AUGUSTA — While some of their classmates were enjoying the February break relaxing on the ski slopes or at the beach, members of the Hall-Dale High School robotics team were hard at work in the lower level of the Ballard Center putting the finishing touches on their robot for this season’s competition.
“We probably did several thousand man hours since January,” said William Fahy, a senior and one of the team’s captains. The team’s first competition is taking place in Worcester, Massachusetts, early next month before it participates in the FIRST New England District Pine Tree Regional on March 30 and April 1 in Lewiston.
Delta Prime Robotics spent most of Tuesday, known in the high school robotics world as Stop Build Day, working until midnight on the robot for this year’s competition. The 15-member team worked on programming, electrical design and final building of the robot in their space at the Ballard Center — the former MaineGeneral Medical Center building on East Chestnut Street — which the team uses at no cost. The space features several large rooms, including a full body shop, and there are mechanical parts and things such as a 3-D printer, safety glasses and sharp cutting tools strewn about.
This year’s game, called “Steamworks,” requires teams to build a robot using specific guidelines provided by the sport’s governing body. During the first 30 seconds of each match, the robot must perform certain tasks autonomously.
Lead mentor Karen Giles said the game’s object is to gather gears that are loaded onto the robot by a human player. The robot then must take the gears, which will be taken onto an airship in the center of the playing field and delivered and placed at specific spots on the ship. Giles said there is also fuel — giant neon yellow whiffle balls — that can be loaded into the robot and shot or dumped into a steam boiler.
“The robot has to have speed and precision and aiming capabilities,” Giles said. “You get extra ranking points for the qualifying round based on how many you get in the boiler.”
In the last 30 seconds of the match, the robot must drive itself to a hanging rope, pull itself up to about 5 feet off the ground, contact a touch pad and hang in place until a buzzer sounds. The team is using a Kevlar rope that can hold hundreds of pounds instead of the rope provided by the tournament organizers.
Fahy, one of the team’s lead programmers, said getting the robot, which doesn’t have a name yet, to do several complicated tasks and movements at the same time is a challenge.
“The robot can’t learn anything just by putting a camera there and seeing stuff, because it has to process the image,” said Fahy, 17. “We have to put it through a bunch of different layers of processing.”
Senior Anna Schaab, who has designed the team’s logo and handles its social media outreach, said the robot uses the camera and an encoder that measures how far the wheels have moved and other real-time data.
“We can see how far we’ve gone and where we’re aiming,” said Schaab, 17. “These are difficult things we’re trying to do.”
Giles’ son graduated last year after serving as one of the team leaders during the competition season, but she said she decided to stick around as lead mentor because she loves working with the students and seeing how their minds work. Giles, an artist and former therapeutic horse riding instructor, has made robotics her career as the director of the Robotics Institute of Maine, whose stated mission is to inspire youth to gain a new perspective on science and technology by providing opportunities and resources for robotics programs.
“They are learning so much more than robots,” Giles said. “They learn how to work with other people. They make friends from all over New England and they learn the soft skills employers would look for.”

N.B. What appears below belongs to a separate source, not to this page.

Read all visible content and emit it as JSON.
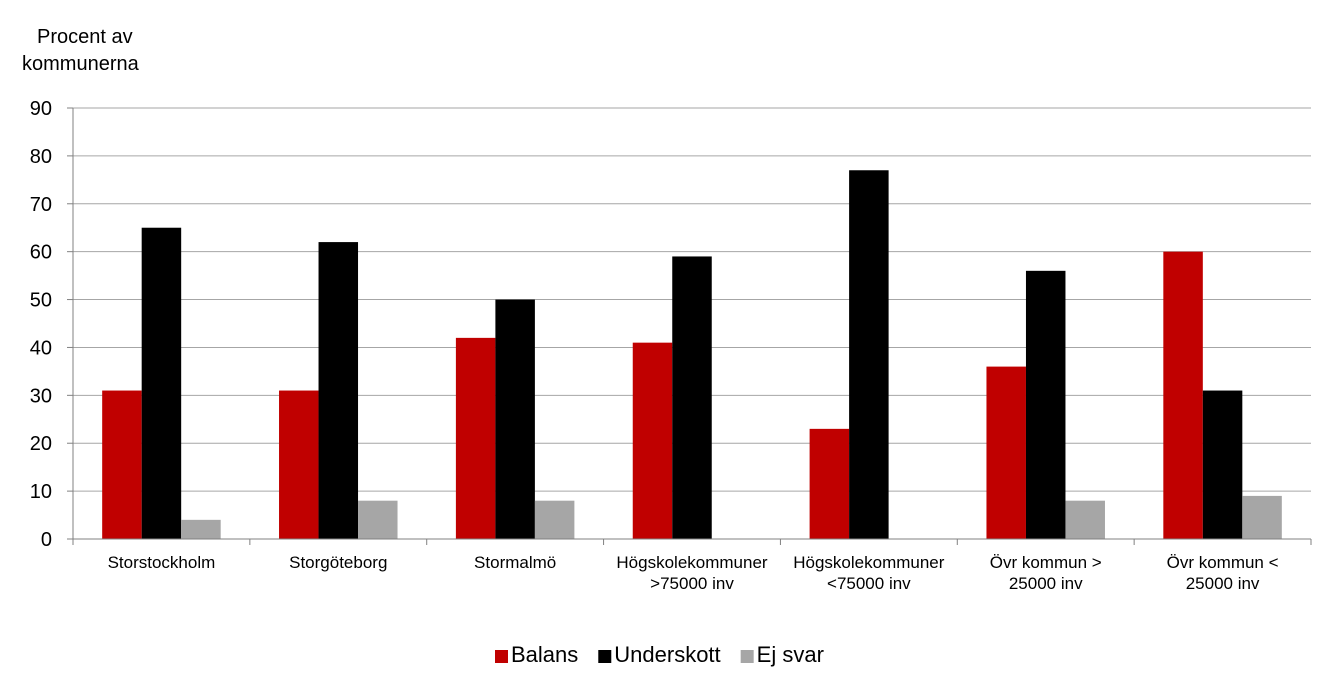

Giles said she works with a lot of employers who are looking not only for the technological skills these students possess, but also for people who work well with others, who can work as a team and who can jump in and help when something needs to get done.
“We are competing, but we also practice ‘cooperatition,’ which is cooperation and competition,” she said. “It’s an important part of what we do.”

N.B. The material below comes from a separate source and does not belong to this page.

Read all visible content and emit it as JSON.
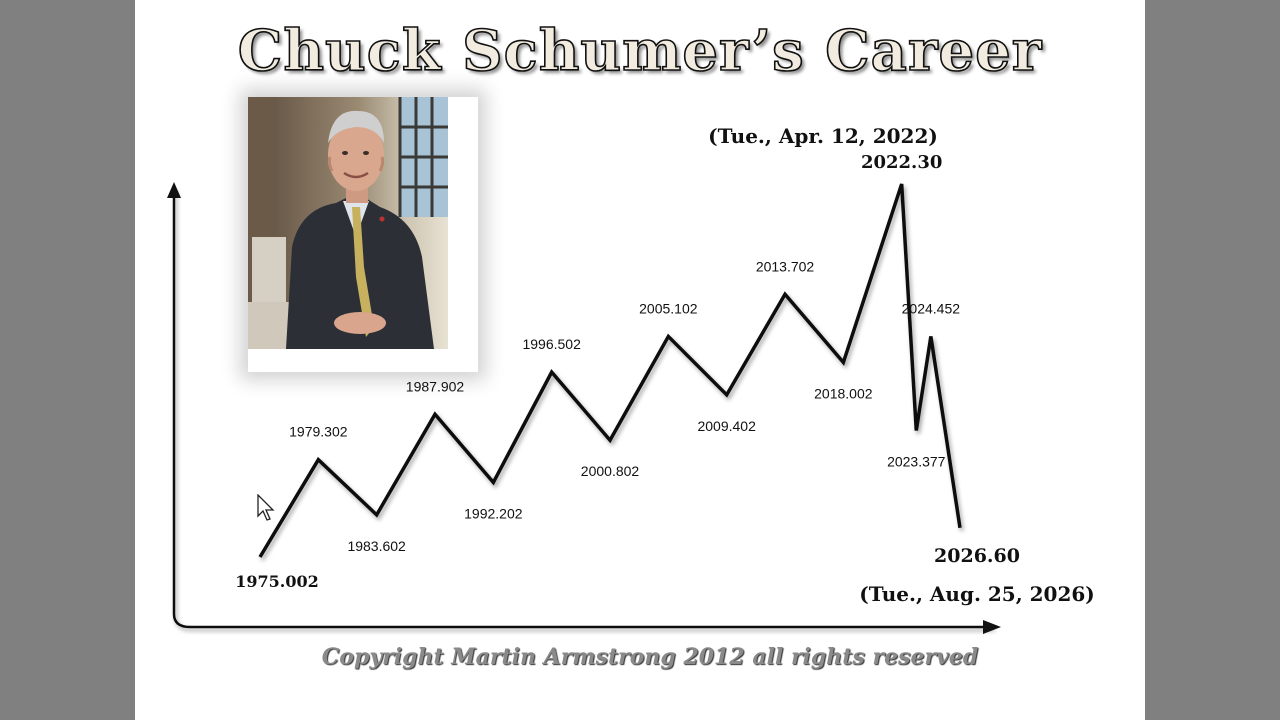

Gracious professionalism is something stressed by New Hampshire-based FIRST, which stands for For Inspiration and Recognition of Science and Technology. Delta Prime won two gracious professionalism awards last season, and Fahy said helping other teams and helping each other is almost as important as the competition itself.
“Everyone is there to compete and show that their robot is going to win, but it’s competition with cooperation,” Fahy said. “At any given event, you’ll find teams helping each other.”
Last year, the team helped a first-year robotics squad and taught them how to build a robot, and the two teams worked well together.
“Everyone has different ideas for how things can and do work, but we can find the best way to make things work without getting into arguments,” Schaab said.
The team has about 10 adult mentors who help with electrical work, programming, finances, public relations and food and travel, Giles said, and they are always looking for more. Schaab and Fahy said having resources and experience is an invaluable help to the team.
Sponsors including Revitalizing the Energy in Maine, Robotics Institute of Maine, the Ballard Center and Kennebec Savings Bank help pay for registration fees, which are several thousand dollars; robot parts; travel; hotels; office supplies; and team T-shirts.
Other area teams expected to compete in the event at the Androscoggin Bank Colisee in Lewiston include teams from Gardiner High School, Winthrop High School and Skowhegan Area High School.